Para o governo espanhol, "uma declaração implícita de independência seguida de uma suspensão explícita não é admissível". Rajoy assistiu ao discurso no palácio da Moncloa, reunindo de imediato com a número dois do governo, Soraya Sáenz de Santamaría, e o ministro da Justiça, Rafael Catalá, para discutir os próximos passos. O secretário-geral socialista, Pedro Sánchez, foi chamado mais tarde a reunir também com Rajoy - que hoje preside a um Conselho de Ministros extraordinário às 09.00 (08.00 em Lisboa) e à tarde vai ao Congresso.
"Puigdemont mergulhou a comunidade autónoma num maior nível de incerteza", disse Santamaría aos jornalistas. "Nem Puigdemont nem ninguém podem tirar conclusões de uma lei que não existe, de um referendo que não ocorreu e de uma vontade do povo da Catalunha que, uma vez mais, querem apropriar-se", afirmou a número dois de Rajoy. Sobre a mesa estará a aplicação do artigo 155.º da Constituição, que na prática suspende a autonomia, podendo ainda aplicar-se o 166.º, com uma declaração do estado de exceção que limita alguns direitos fundamentais.
Mas não foi só em Madrid que a declaração foi condenada. Em Barcelona, a CUP (que garante a maioria ao governo do Junts pel Sí) mostrou o seu desagrado, falando numa "oportunidade perdida". A porta-voz, Anna Gabriel, falou no Parlamento para dizer que tinha previsto uma declaração bastante diferente, lembrando que "não podemos suspender a vontade de dois milhões de catalães" que votaram no referendo a favor da independência.
Mais tarde, foi Anna Gabriel uma das responsáveis por ler a "declaração dos representantes da Catalunha" assinada pelos deputados do Junts pel Sí e da CUP - que proclama a independência mas não inclui qualquer referência à suspensão defendida pelo presidente da Generalitat. "Constituímos a república catalã, como Estado independente e soberano, de Direito, democrático e social", diz o texto de quatro páginas. Não é clara a validade jurídica de tal documento, que pede ao governo catalão que tome todas as medidas necessárias para tornar possível e plenamente efetiva a declaração de independência. "A CUP não permitirá que a legislatura acabe de outra forma que não seja a aplicação dos resultados do referendo", indicou depois Gabriel.
O discurso de Puigdemont estava marcado para as 18.00 (17.00 em Lisboa), mas acabaria por ser adiado uma hora precisamente devido às divergências da CUP em relação à mensagem. Quando o presidente da Generalitat acabou de discursar, os dez deputados da formação independentista radical não aplaudiram. No Twitter, a juventude a CUP foi ainda mais longe: "Devíamos ter proclamado a independência. O mandato popular do 1 de outubro era claro e continua a ser", escreveu a Arran numa mensagem. "Estamos a testemunhar uma traição inadmissível", indicaram, falando de "raiva e indignação" nas ruas.

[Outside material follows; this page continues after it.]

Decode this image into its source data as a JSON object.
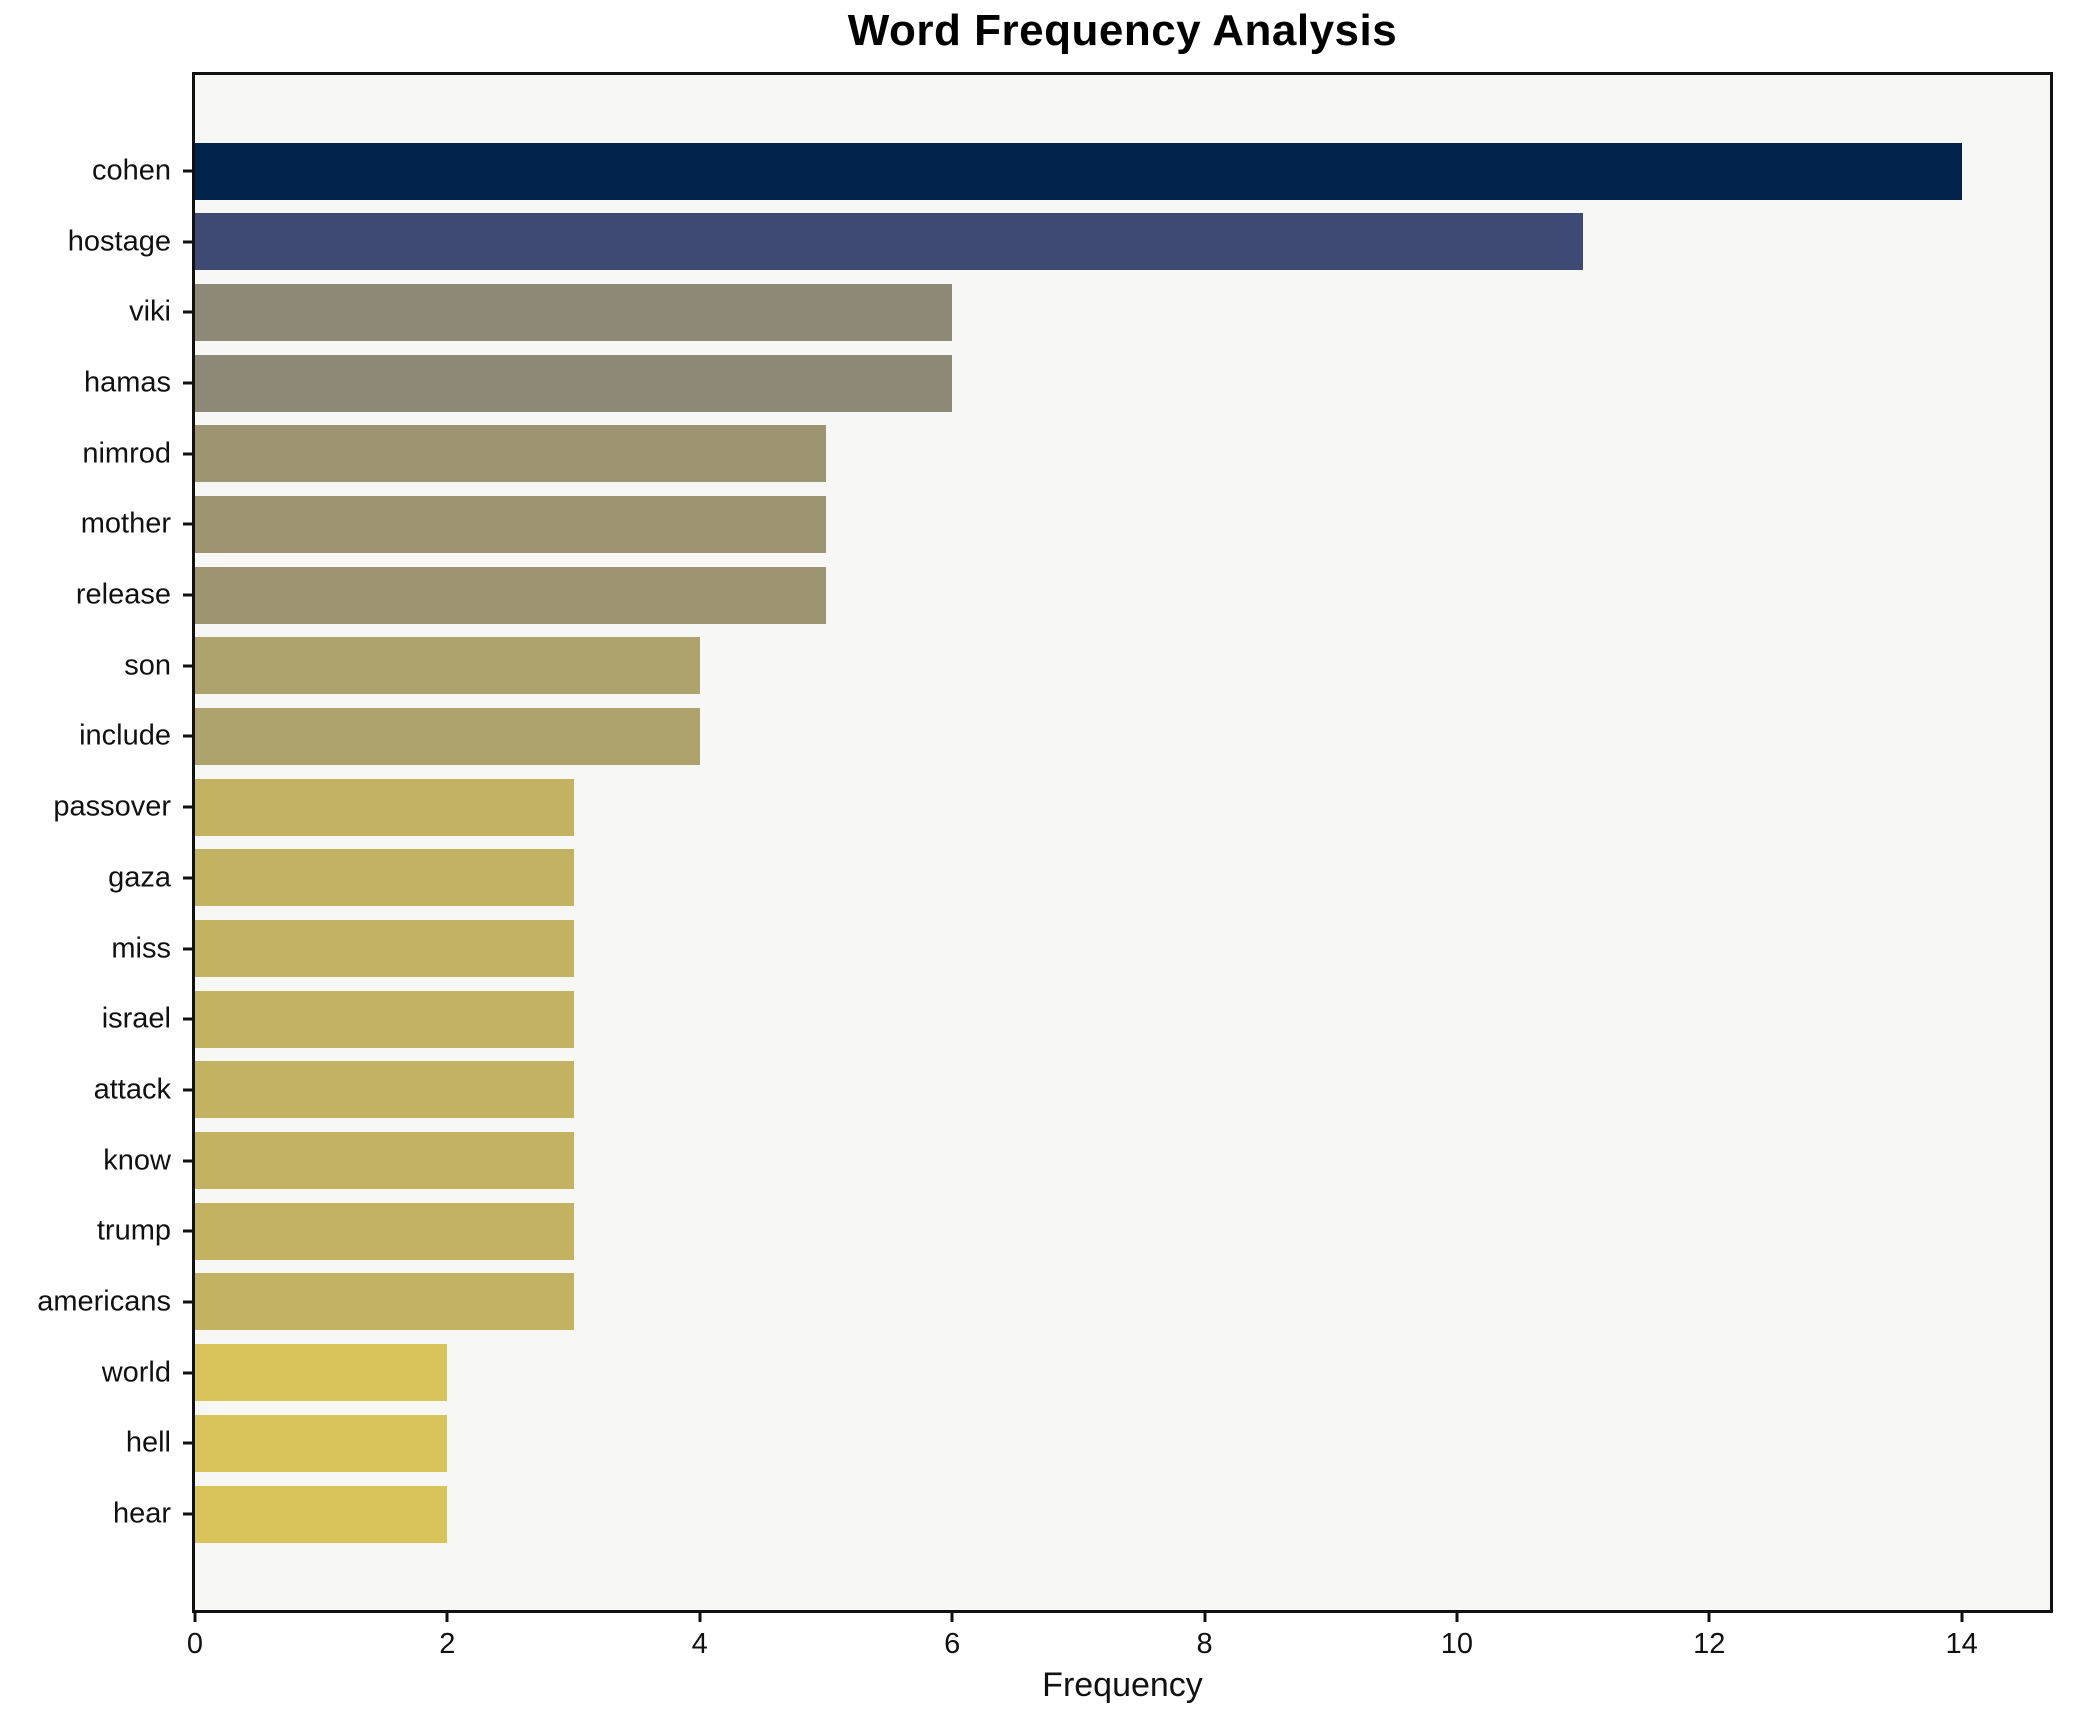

A ideia de suspender a declaração de independência não é nova: em 1990 a Eslovénia fê-lo com o objetivo de negociar um referendo acordado com Belgrado (capital da ex-Jugoslávia) e ganhar tempo até que surgirem os reconhecimentos internacionais. Da parte da Catalunha, contudo, não tem havido qualquer apoio internacional, com vários países a pronunciarem-se por uma Espanha "unida".
No Parlamento catalão, os partidos foram tomando posições. A líder da oposição, Inés Arrimadas, do Ciudadanos, falou de uma "declaração de independência em diferido, suspensa ou a prazos" para acusar Puigdemont de dar "um golpe à democracia". Já o líder dos socialistas catalães, Miquel Iceta, afirmou que "não se pode suspender uma declaração que não foi feita". O responsável do Partido Popular catalão, Xavier García Albiol, questionou que tipo de diálogo quer Puigdemont, explicando que este não pode ser sobre o quando ou o como da independência . Para o Podemos, contudo, não houve qualquer declaração unilateral. A partir de Madrid, Pablo Iglesias agradeceu a Puigdemont ter "atuado com sensatez" e apelou ao diálogo, pedindo ao governo espanhol que não aplique o artigo 155.º.